Robinson began his trek Sept. 10, and since then he has walked between 12 to 20 miles per day and visited 12 state capitals, he said. From his house, his first stop was to make his case to civic leaders starting in Annapolis, Md. and making his way through the capitals of Delaware, New Jersey, Connecticut, Massachusetts, Rhode Island, Maine, Vermont, New Hampshire and Virginia before reaching North Carolina.
After reaching Columbia, Robinson said he will visit the capitals of Georgia, Mississippi, Florida, Louisiana and then Austin, Texas. "That's as far as I have planned out so far."
He said he knows his route zip-zags north, south, east and west, but he has to take into account the weather and which state capitals are closer to each other.
"This is not a total walking tour. I do not say that I am walking every single step," he said.
"The purpose of this mission is to visit every state capital, mostly on foot," he said.
"I do take transportation from time-to-time because of the hazards on the roads and in the certain cities that are heavily populated with crowed streets, otherwise it would endanger not only myself, but the average person with a traffic accident."
In large part because of the donations he has collected along the way, Robinson said since his first seven nights walking through Maryland, he has not had to spend the night outdoors. "I have been blessed ever since."
Robinson said he still thinks about the cub scout who forced him to take a $20 bill. "I didn't want to take it, but I had to take it because he kept forcing me and because he wanted to be a part of the mission."
The coldest weather the Marine veteran encountered was in Albany, N.Y., he said. He is not sure the actual temperature. "I am very sure it had fallen below zero."
Heat has not been a problem, but it was very hot during his August march to Arlington, he said.
"The best meal I ever had so far was when I was hosted for four days in Maine by Daniel Meade with his family for Thanksgiving, " he said.
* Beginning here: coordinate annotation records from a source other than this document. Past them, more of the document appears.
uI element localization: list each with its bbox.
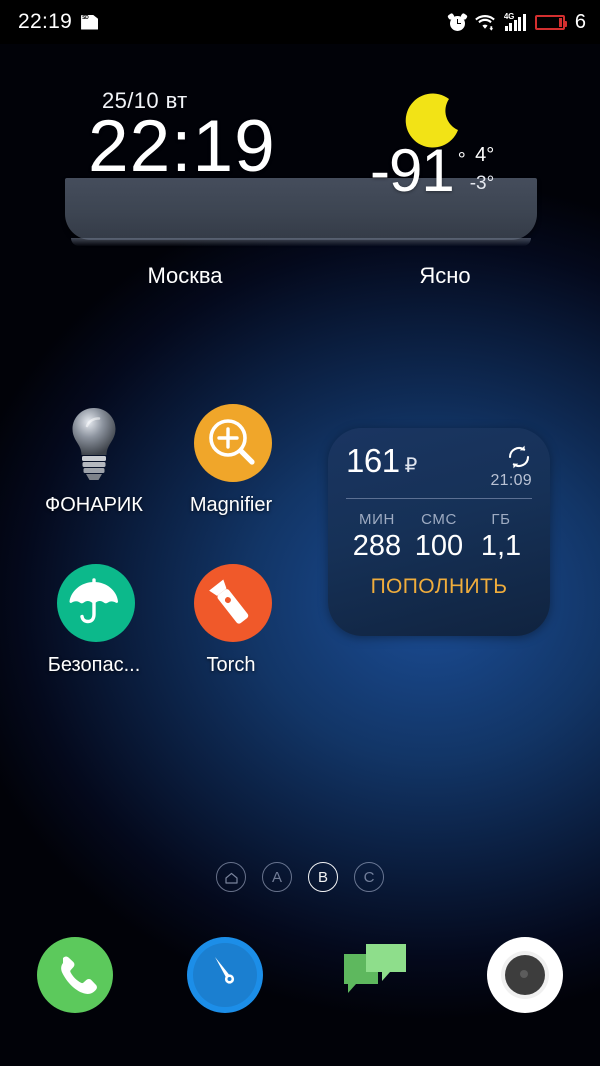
stat-label: МИН xyxy=(359,511,395,528)
balance-stat-minutes: МИН 288 xyxy=(346,511,408,563)
app-icon-security[interactable]: Безопас... xyxy=(28,558,160,677)
app-icon-magnifier[interactable]: Magnifier xyxy=(165,398,297,517)
dock xyxy=(0,925,600,1025)
page-dot-b[interactable]: B xyxy=(308,862,338,892)
dock-item-phone[interactable] xyxy=(0,925,150,1025)
weather-condition-label: Ясно xyxy=(419,263,471,288)
stat-value: 100 xyxy=(414,530,464,562)
stat-value: 288 xyxy=(352,530,402,562)
page-dot-home[interactable] xyxy=(216,862,246,892)
sd-card-icon: SD xyxy=(81,14,99,30)
status-bar-clock: 22:19 xyxy=(18,10,73,33)
umbrella-icon xyxy=(48,558,140,650)
balance-stats: МИН 288 СМС 100 ГБ 1,1 xyxy=(346,511,532,563)
phone-icon xyxy=(34,934,116,1016)
page-indicator: A B C xyxy=(0,862,600,892)
compass-icon xyxy=(184,934,266,1016)
app-label-torch: Torch xyxy=(206,654,256,676)
stat-label: СМС xyxy=(421,511,457,528)
battery-low-icon xyxy=(534,14,567,30)
stat-value: 1,1 xyxy=(480,530,522,562)
battery-percent-label: 6 xyxy=(574,10,586,33)
temperature-low: -3° xyxy=(469,173,495,194)
wifi-icon xyxy=(475,14,495,31)
signal-bars-icon: 4G xyxy=(503,12,526,31)
status-bar-indicators: 4G 6 xyxy=(446,10,586,34)
page-dot-a[interactable]: A xyxy=(262,862,292,892)
balance-currency-symbol: ₽ xyxy=(404,455,418,477)
home-icon xyxy=(224,871,238,884)
balance-header: 161 ₽ 21:09 xyxy=(346,442,532,490)
balance-stat-sms: СМС 100 xyxy=(408,511,470,563)
messages-icon xyxy=(334,934,416,1016)
flashlight-icon xyxy=(185,558,277,650)
clock-weather-widget[interactable]: 25/10 вт 22:19 -91 ° 4° -3° Москва Ясно xyxy=(0,84,600,299)
temperature-high: 4° xyxy=(475,144,495,166)
app-label-magnifier: Magnifier xyxy=(189,494,273,516)
dock-item-camera[interactable] xyxy=(450,925,600,1025)
weather-city-label: Москва xyxy=(147,263,223,288)
page-dot-c[interactable]: C xyxy=(354,862,384,892)
top-up-button[interactable]: ПОПОЛНИТЬ xyxy=(346,575,532,599)
balance-widget[interactable]: 161 ₽ 21:09 МИН 288 СМС 100 ГБ 1,1 ПОПОЛ… xyxy=(328,428,550,636)
alarm-clock-icon xyxy=(446,12,468,31)
app-label-security: Безопас... xyxy=(47,654,141,676)
balance-updated-time: 21:09 xyxy=(490,472,532,489)
app-icon-torch[interactable]: Torch xyxy=(165,558,297,677)
app-icon-flashlight[interactable]: ФОНАРИК xyxy=(28,398,160,517)
magnifier-plus-icon xyxy=(185,398,277,490)
temperature-current: -91 xyxy=(370,137,455,204)
dock-item-browser[interactable] xyxy=(150,925,300,1025)
refresh-icon[interactable] xyxy=(506,444,532,470)
balance-refresh-block[interactable]: 21:09 xyxy=(490,442,532,490)
home-screen: 22:19 SD 4G 6 25/10 вт 22:19 -91 ° 4° -3… xyxy=(0,0,600,1066)
balance-divider xyxy=(346,498,532,499)
status-bar[interactable]: 22:19 SD 4G 6 xyxy=(0,0,600,44)
temperature-degree-symbol: ° xyxy=(457,149,466,171)
light-bulb-icon xyxy=(48,398,140,490)
dock-item-messages[interactable] xyxy=(300,925,450,1025)
temperature-high-low: 4° -3° xyxy=(470,144,495,195)
balance-amount: 161 xyxy=(346,442,400,479)
balance-amount-row: 161 ₽ xyxy=(346,442,417,480)
camera-icon xyxy=(484,934,566,1016)
stat-label: ГБ xyxy=(491,511,511,528)
sd-card-label: SD xyxy=(82,14,89,21)
clock-time-label[interactable]: 22:19 xyxy=(88,110,276,183)
app-label-flashlight: ФОНАРИК xyxy=(45,494,143,516)
weather-temperature-block[interactable]: -91 ° 4° -3° xyxy=(370,137,495,204)
balance-stat-data: ГБ 1,1 xyxy=(470,511,532,563)
network-type-label: 4G xyxy=(503,12,515,21)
Along the way, it is common for people to stop Robinson to encourage and support him, he said.
"I've met mothers, fathers, brothers, sisters, children, veterans, active-duty, police officers and firefighters. I have met people from all aspects of our country, so far - rich, poor and middle-income with kids," he said.
"We share their feelings about what the mission is doing for them."
Once a state trooper pulled over to see what Robinson was doing, because he had not yet heard about the mission, he said.
"After I explained what I was doing, he told me that he found it unreal that he lived through the Iraq War, but his two brothers were killed over there. 'I see them every day,' he told me," the Marine veteran said.
"It is such an awesome, awesome feeling to be there for so many people. What ends up happening is that we are both crying, both praying. It is very moving."